Brücken baut man nicht in zwei akademischen Stündchen

Saarbrücken · Besiegelte die aus dem Ruder gelaufene Diskussion am Donnerstag das Scheitern der hehren „Denk raumwochen“ in der Experimentierbühne Sparte 4? Zwei Syrer im Publikum mit provokanten Positionen reichten jedenfalls aus, um die Grenzen dessen zu zeigen, was dort unternommen wird.

Um die Frage, wie die Historie unsere Vorstellungen von gesellschaftlichem Zusammenleben in der westlichen und der islamischen Kultur (mentalitätsgeschichtlich sehr differierend) prägt, sollte es am Donnerstagabend in der Sparte 4 gehen. Einen "kulturwissenschaftlichen Abend" kündigte der Saarbrücker Germanist Johannes Birgfeld an, der quasi Referent und Moderator in Personalunion war. Und dieses gewaltige Thema vor lichten Publikumsreihen mit dem Geschäftsführer des Erlanger Zentrums für Islam und Recht in Europa, Jörn Thielmann, zu erörtern suchte.

Eine geschlagene gute Stunde später, in der der Abend seine erwartbare, allzu akademische Richtung eingeschlagen hatte, ohne das von Thielmann erwähnte Koran-Selbstverständnis als "Vervollkommnung von Religion" in seinen Auswirkungen vertieft zu haben, kam ein berechtigter Zwischenruf aus dem Publikum: Dass der Westen, dessen Aufklärung mit der Kolonialgeschichte (wie zuvor von Thielmann erörtert) untrennbar verbunden sei, eine "historische Bringschuld" habe, sei evident. Man solle aber bitte auch diskutieren, welche Konsequenzen dies für die kulturelle Differenz westlicher und islamischer Gesellschaften habe. Thielmann antwortete, kulturelle Differenzen seien durch Klassenzugehörigkeit (und damit auch durch das jeweilige Bildungsniveau) bestimmt. Wobei beide Kulturen heute mehr verbinde, "als wir wahrhaben wollen". Unsere Gesellschaft sei längst derart heterogen, dass die Frage, woran Flüchtlinge sich anpassen sollten, für Thielmann obsolet geworden ist: "Sollen sie sich etwas tätowieren oder piercen lassen?"

Woraufhin im Publikum die Frage aufgeworfen wurde, ob bestehende Ängste vor einem Scheitern der Integration nicht in einer fehlenden Säkularität des Islam begründet seien. Thielmann versuchte, argumentativ weiter Brücken zu bauen, erinnerte an die Einseitigkeit der Medien, "die im Zusammenhang mit dem Islam meist nur über Terror und Gewalt" berichteten.
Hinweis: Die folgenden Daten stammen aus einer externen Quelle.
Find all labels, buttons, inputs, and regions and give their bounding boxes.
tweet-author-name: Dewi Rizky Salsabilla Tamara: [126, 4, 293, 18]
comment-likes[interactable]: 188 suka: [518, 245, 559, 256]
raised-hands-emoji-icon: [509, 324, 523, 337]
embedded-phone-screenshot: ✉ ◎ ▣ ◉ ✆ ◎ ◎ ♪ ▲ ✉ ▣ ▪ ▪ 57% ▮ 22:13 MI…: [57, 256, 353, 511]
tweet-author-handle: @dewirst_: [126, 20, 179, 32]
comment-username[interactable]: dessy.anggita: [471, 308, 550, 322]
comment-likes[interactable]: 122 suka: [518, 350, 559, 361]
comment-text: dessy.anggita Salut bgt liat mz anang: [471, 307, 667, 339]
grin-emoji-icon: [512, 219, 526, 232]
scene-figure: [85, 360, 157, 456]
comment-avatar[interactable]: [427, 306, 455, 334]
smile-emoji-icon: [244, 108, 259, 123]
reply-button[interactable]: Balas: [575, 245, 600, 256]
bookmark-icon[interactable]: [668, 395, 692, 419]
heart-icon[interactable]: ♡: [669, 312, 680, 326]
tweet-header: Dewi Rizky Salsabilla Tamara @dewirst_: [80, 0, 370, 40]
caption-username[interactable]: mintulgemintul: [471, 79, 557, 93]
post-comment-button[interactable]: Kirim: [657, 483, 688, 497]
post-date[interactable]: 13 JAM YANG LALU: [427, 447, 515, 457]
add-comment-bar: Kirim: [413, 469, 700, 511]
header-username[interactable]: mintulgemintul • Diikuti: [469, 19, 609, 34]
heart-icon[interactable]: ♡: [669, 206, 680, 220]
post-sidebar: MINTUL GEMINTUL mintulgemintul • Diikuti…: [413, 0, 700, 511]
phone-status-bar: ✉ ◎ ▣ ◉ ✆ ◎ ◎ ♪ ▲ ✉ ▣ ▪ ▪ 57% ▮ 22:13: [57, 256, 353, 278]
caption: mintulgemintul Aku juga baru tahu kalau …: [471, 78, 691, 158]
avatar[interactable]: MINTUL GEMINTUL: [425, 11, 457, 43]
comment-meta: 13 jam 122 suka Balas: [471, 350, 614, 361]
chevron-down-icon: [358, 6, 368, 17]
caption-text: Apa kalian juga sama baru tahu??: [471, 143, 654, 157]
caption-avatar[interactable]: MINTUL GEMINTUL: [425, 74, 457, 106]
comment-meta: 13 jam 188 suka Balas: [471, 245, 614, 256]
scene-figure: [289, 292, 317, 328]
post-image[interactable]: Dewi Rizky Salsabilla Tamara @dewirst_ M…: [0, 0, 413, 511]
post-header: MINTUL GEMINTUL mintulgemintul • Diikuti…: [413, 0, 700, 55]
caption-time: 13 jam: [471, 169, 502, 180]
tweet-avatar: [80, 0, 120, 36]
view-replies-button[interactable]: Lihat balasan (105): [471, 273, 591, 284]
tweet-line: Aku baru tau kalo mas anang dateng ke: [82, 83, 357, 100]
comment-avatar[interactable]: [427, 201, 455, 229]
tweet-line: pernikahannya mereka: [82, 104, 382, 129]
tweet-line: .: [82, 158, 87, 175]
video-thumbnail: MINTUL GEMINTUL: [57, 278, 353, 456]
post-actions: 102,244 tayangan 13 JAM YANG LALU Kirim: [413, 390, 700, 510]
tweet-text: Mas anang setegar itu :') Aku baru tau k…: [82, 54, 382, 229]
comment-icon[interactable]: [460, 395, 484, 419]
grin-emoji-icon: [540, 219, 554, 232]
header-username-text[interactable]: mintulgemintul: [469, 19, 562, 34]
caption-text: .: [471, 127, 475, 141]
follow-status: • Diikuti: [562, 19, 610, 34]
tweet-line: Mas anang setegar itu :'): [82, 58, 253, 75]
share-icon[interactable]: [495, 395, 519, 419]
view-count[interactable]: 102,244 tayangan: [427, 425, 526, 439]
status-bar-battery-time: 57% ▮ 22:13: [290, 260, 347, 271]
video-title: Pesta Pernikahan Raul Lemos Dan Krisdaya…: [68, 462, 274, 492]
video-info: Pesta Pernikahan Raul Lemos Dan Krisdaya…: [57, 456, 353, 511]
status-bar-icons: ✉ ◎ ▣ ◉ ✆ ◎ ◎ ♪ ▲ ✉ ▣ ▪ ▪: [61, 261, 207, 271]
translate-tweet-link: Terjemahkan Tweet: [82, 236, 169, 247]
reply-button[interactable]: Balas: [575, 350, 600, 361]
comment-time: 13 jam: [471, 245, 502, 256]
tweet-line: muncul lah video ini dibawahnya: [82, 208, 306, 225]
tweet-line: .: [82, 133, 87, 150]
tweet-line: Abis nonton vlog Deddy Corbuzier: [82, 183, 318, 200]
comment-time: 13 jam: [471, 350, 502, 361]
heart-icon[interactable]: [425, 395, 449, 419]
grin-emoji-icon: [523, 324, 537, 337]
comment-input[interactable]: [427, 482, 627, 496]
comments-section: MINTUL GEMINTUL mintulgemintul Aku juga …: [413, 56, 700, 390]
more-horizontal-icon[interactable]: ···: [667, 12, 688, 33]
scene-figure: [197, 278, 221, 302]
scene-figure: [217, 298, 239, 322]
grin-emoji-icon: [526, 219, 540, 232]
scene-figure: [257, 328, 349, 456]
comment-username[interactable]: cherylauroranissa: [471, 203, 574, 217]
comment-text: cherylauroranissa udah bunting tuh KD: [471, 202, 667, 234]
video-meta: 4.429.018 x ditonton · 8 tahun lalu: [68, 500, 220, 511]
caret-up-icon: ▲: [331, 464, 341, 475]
Als sich dann zwei Syrer zu Wort meldeten (und der über zwei Stunden lang (!) tapfer für die anwesenden Muslime dolmetschende Übersetzer kaum noch hinterher kam), kippte der Abend. Ihre Wortbeiträge, von denen in keiner Weise deutlich wurde, ob und wie repräsentativ sie für Teile der islamischen Welt sind, waren desillusionierend. Erst bezichtigten sie Birgfeld und Thielmann (zu Unrecht), das Thema eurozentristisch anzugehen und später dann der Schönfärberei. Solange Religion islamische Gesellschaften präge, sei Integration eine Illusion, meinte der eine Syrer, der sich selbst als nicht gläubig bezeichnete. Inhaltlich konsistent waren beider Einlassungen nicht, aber man verstand doch so viel, dass sie hier zu einer fundamentalen Islam-Kritik ausholten (von der Scharia über die Kopfsteuer für Nicht-Muslime bis zur Unterdrückung der Frauen). "Wir versuchen, hier Brücken zu bauen. Und ihr sagt: Tut das nicht. Das ist sehr irritierend für mich", meldete sich Sparte 4-Leiter Christoph Diem zu Wort. Islamforscher Thielmann mühte sich um Versachlichung und beteuerte, dass der Islam "nicht grundsätzlich ein Gewaltproblem hat".

Auch sei nicht jede markante kulturelle Differenz schon Vorbote eines "Clashs of Civilizations". Dahinter stehe oft auf Seiten der islamischen Welt das Empfinden, politisch und wirtschaftlich vom Westen übervorteilt zu werden. Und auch Frust ob des gescheiterten "Arabischen Frühlings".

Wer in die Sparte 4 gekommen war, "um Ängste zu verlieren", wie eine Frau ausführte, den ließ der Abend ratlos zurück. Wer, wie die Organisatoren dieser "Denkraumwochen", Brücken bauen will, muss für mehr muslimischen Sachverstand im Plenum sorgen. Einige "Quoten-Flüchtlinge" im Publikum zu haben, genügt nicht.